"I am not arguing about individuals. I think you mistaken in regard to Walpurga; but, admitting that you are right, of this, at least, we can be sure: morality does not depend upon so-called education or ignorance, belief or unbelief. The heart and mind which have regained purity and steadfastness alone possess true knowledge. Extend your view beyond details and take in the whole--that alone can comfort and reconcile you."

"I see where you are, but I cannot get up there. I can't always be looking through your telescope that shows naught but blue sky. I am too weak. I know what you mean; you say, in effect: 'Rise above these few people, above this span of space known as a kingdom--compared with the universe, they are but as so many blades of grass, or a mere clod of earth.'"

Gunther nodded a pleased assent, but the queen, in a sad voice, added:

"Yes, but this space and these people constitute my world. Is purity merely imaginary? If it be not about us, where can it be found?"

"Within ourselves," replied Gunther. "If it dwell within us, it is everywhere; if not, it is nowhere. He who asks for more, has not yet passed the threshold. His heart is not yet what it should be. True love for the things of this earth, and for God, the final cause of all, does not ask for love in return. We love the divine spark that dwells in creatures themselves unconscious of it: creatures who are wretched, debased and, as the church has it, unredeemed. My master taught me that the purest joys arise from this love of God or of eternally pure nature. I made this truth my own, and you can and ought to do likewise. This park is yours; but the birds that dwell in it, the air, the light, its beauty, are not yours alone, but are shared with you by all. So long as the world is ours, in the vulgar sense of the word, we may love it; but when we have made it our own, in a purer and better sense, no one can take it from us. The great thing is to be strong and to know that hatred is death, that love alone is life, and that the amount of love that we possess is the measure of the life and the divinity that dwells within us."

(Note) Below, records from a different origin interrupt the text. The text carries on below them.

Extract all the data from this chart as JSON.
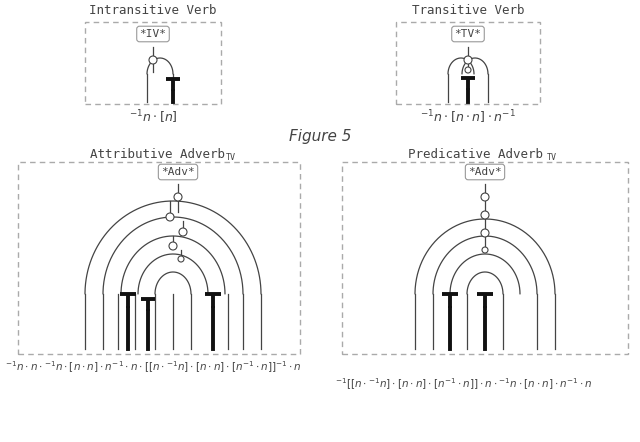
{
  "title": "Figure 5",
  "bg_color": "#ffffff",
  "top_left_title": "Intransitive Verb",
  "top_right_title": "Transitive Verb",
  "bottom_left_title": "Attributive Adverb",
  "bottom_right_title": "Predicative Adverb",
  "top_left_formula": "$^{-1}n \\cdot [n]$",
  "top_right_formula": "$^{-1}n \\cdot [n \\cdot n] \\cdot n^{-1}$",
  "bottom_left_formula": "$^{-1}n \\cdot n \\cdot {}^{-1}n \\cdot [n \\cdot n] \\cdot n^{-1} \\cdot n \\cdot [[n \\cdot {}^{-1}n] \\cdot [n \\cdot n] \\cdot [n^{-1} \\cdot n]]^{-1} \\cdot n$",
  "bottom_right_formula": "${}^{-1}[[n \\cdot {}^{-1}n] \\cdot [n \\cdot n] \\cdot [n^{-1} \\cdot n]] \\cdot n \\cdot {}^{-1}n \\cdot [n \\cdot n] \\cdot n^{-1} \\cdot n$"
}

Gunther rose and was about to withdraw. He feared lest excessive thought might over-agitate the queen, who, however, motioned him to remain. He sat down again.

"You cannot imagine--" said the queen, after a long pause, "but that is one of the cant phrases that we have learned by heart. I mean just the reverse of what I have said. You can imagine the change that your words have effected in me."

"I can conceive it."

"Let me ask a few more questions. I believe--nay, I am sure--that on the height you occupy, and toward which you would fain lead me, there dwells eternal peace. But it seems so cold and lonely up there. I am oppressed with a sense of fear, just as if I were in a balloon ascending into a rarer atmosphere, while more and more ballast was ever being thrown out. I don't know how to make my meaning clear to you. I don't understand how to keep up affectionate relations with those about me, and yet regard them from a distance, as it were--looking upon their deeds as the mere action and reaction of natural forces. It seems to me as if, at that height, every sound and every image must vanish into thin air."

"Certainly, Your Majesty. There is a realm of thought in which hearing and sight do not exist, where there is pure thought and nothing more."